Aviva turns RAC into standalone business with new management in preparation for a sale
Aviva has taken further steps to turn RAC into a standalone business, fuelling speculation it is preparing to sell the company.
Insurance Times understands Aviva has been separating RAC from the rest of the group, creating new management roles, so it is a standalone business well-positioned for a sale.
Brian Spinks, who was previously Aviva head of corporate marketing has become the latest figure to move over to RAC.
He will join a team led by Angela Seymour-Jackson, who took up a newly-created role of RAC managing director in December last year. She was previously distribution director of Aviva UK life.
Aviva has also created a new role of chief financial officer in recent months, which was taken up Diane Cougill, former UK general insurance chief risk officer.
Another notable face to leave Aviva is David Tyers. He left his role as Aviva director of insurance marketing to become RAC sales and marketing director.
The changes follow in the wake of strong signals from chief executive Andrew Moss in the last six months that there would be a focus on core businesses and a disposal of non-core assets.
Although Aviva was remaining tight-lipped about the changes, Insurance Times understands that Aviva wants RAC as a standalone business so the option for a smooth sale is available when the market conditions are right.
Despite difficulties with its potential deficit, the main company within RAC - called RAC Motoring Services - has been posting profits just above £50m in 2008 and 2009.
When Aviva bought RAC for £1.1bn in 2005, it expected the firm to make £250m pre-tax profits by 2008.
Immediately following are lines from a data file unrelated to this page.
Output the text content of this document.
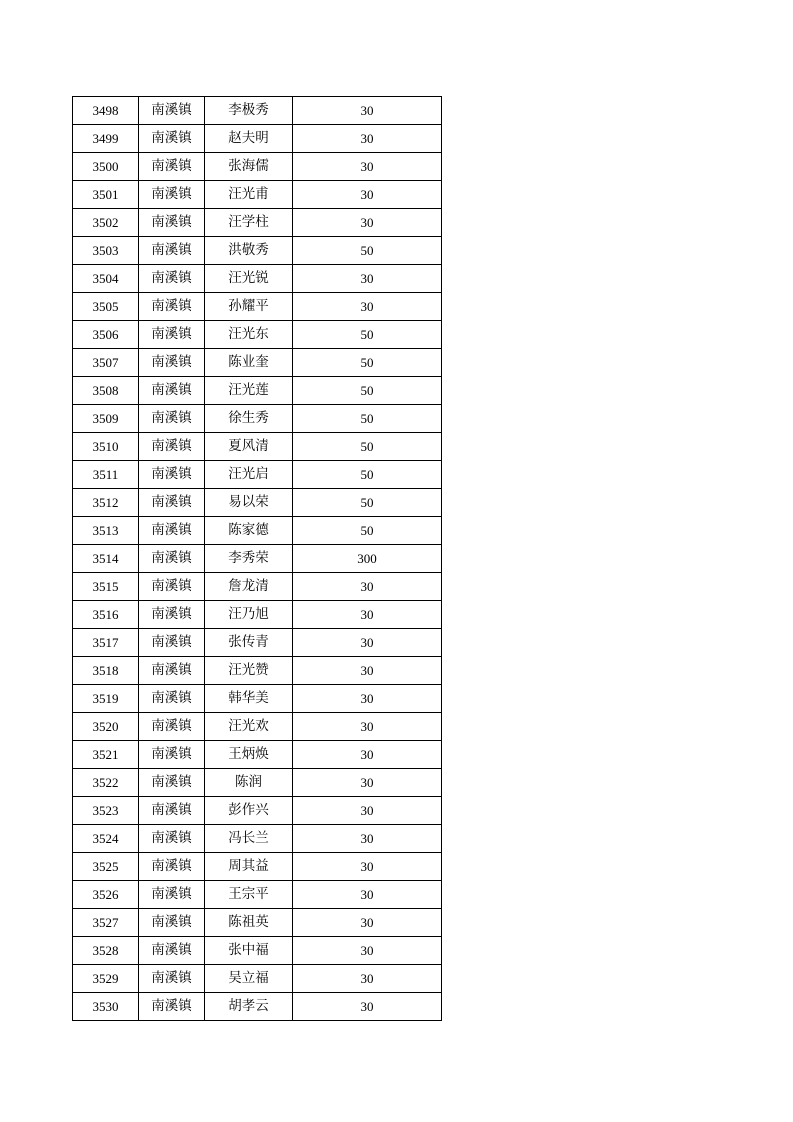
3498	南溪镇	李极秀	30
3499	南溪镇	赵夫明	30
3500	南溪镇	张海儒	30
3501	南溪镇	汪光甫	30
3502	南溪镇	汪学柱	30
3503	南溪镇	洪敬秀	50
3504	南溪镇	汪光锐	30
3505	南溪镇	孙耀平	30
3506	南溪镇	汪光东	50
3507	南溪镇	陈业奎	50
3508	南溪镇	汪光莲	50
3509	南溪镇	徐生秀	50
3510	南溪镇	夏风清	50
3511	南溪镇	汪光启	50
3512	南溪镇	易以荣	50
3513	南溪镇	陈家德	50
3514	南溪镇	李秀荣	300
3515	南溪镇	詹龙清	30
3516	南溪镇	汪乃旭	30
3517	南溪镇	张传青	30
3518	南溪镇	汪光赞	30
3519	南溪镇	韩华美	30
3520	南溪镇	汪光欢	30
3521	南溪镇	王炳焕	30
3522	南溪镇	陈润	30
3523	南溪镇	彭作兴	30
3524	南溪镇	冯长兰	30
3525	南溪镇	周其益	30
3526	南溪镇	王宗平	30
3527	南溪镇	陈祖英	30
3528	南溪镇	张中福	30
3529	南溪镇	吴立福	30
3530	南溪镇	胡孝云	30
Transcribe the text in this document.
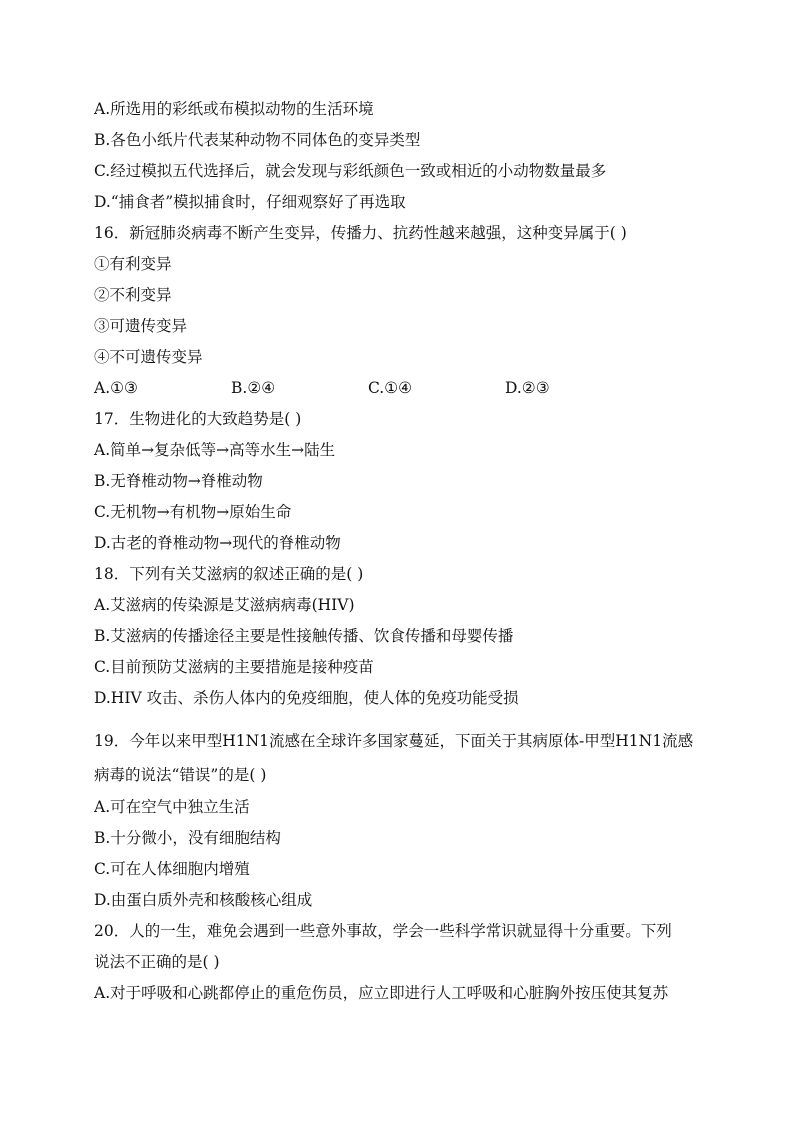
A.所选用的彩纸或布模拟动物的生活环境
B.各色小纸片代表某种动物不同体色的变异类型
C.经过模拟五代选择后，就会发现与彩纸颜色一致或相近的小动物数量最多
D.“捕食者”模拟捕食时，仔细观察好了再选取
16．新冠肺炎病毒不断产生变异，传播力、抗药性越来越强，这种变异属于( )
①有利变异
②不利变异
③可遗传变异
④不可遗传变异
A.①③	B.②④	C.①④	D.②③
17．生物进化的大致趋势是( )
A.简单→复杂低等→高等水生→陆生
B.无脊椎动物→脊椎动物
C.无机物→有机物→原始生命
D.古老的脊椎动物→现代的脊椎动物
18．下列有关艾滋病的叙述正确的是( )
A.艾滋病的传染源是艾滋病病毒(HIV)
B.艾滋病的传播途径主要是性接触传播、饮食传播和母婴传播
C.目前预防艾滋病的主要措施是接种疫苗
D.HIV 攻击、杀伤人体内的免疫细胞，使人体的免疫功能受损
19．今年以来甲型H1N1流感在全球许多国家蔓延，下面关于其病原体-甲型H1N1流感
病毒的说法“错误”的是( )
A.可在空气中独立生活
B.十分微小，没有细胞结构
C.可在人体细胞内增殖
D.由蛋白质外壳和核酸核心组成
20．人的一生，难免会遇到一些意外事故，学会一些科学常识就显得十分重要。下列
说法不正确的是( )
A.对于呼吸和心跳都停止的重危伤员，应立即进行人工呼吸和心脏胸外按压使其复苏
RAC has a breakdown recovery business and an insurance arm with a panel of underwriters.
The potential for an RAC sell-off has been picked up by City analysts.
Panmure Gordon analyst Barrie Cornes, speaking in an analyst note, said: “Having announced a new strategy last year, focused on 12 countries (UK, France, Ireland, Italy, Poland, Spain, Russia, Turkey, Canada, US, China and India) rather than the 28 in which it currently operates, we anticipate that there will be a number of disposals starting, we believe, in the next few months.
"In our view, the RAC business purchased in 2005 for £1.1bn (£566m in cash and the balance in shares) could be one of the businesses considered for disposal given the lack of natural fit with the rest of the UK business.”
Market sources suggested Aviva would not let the business go cheaply, although Aviva would struggle to recoup the £1.1bn in today's market.
A source said: “I’d be surprised if they let the business go for less than they paid for it.”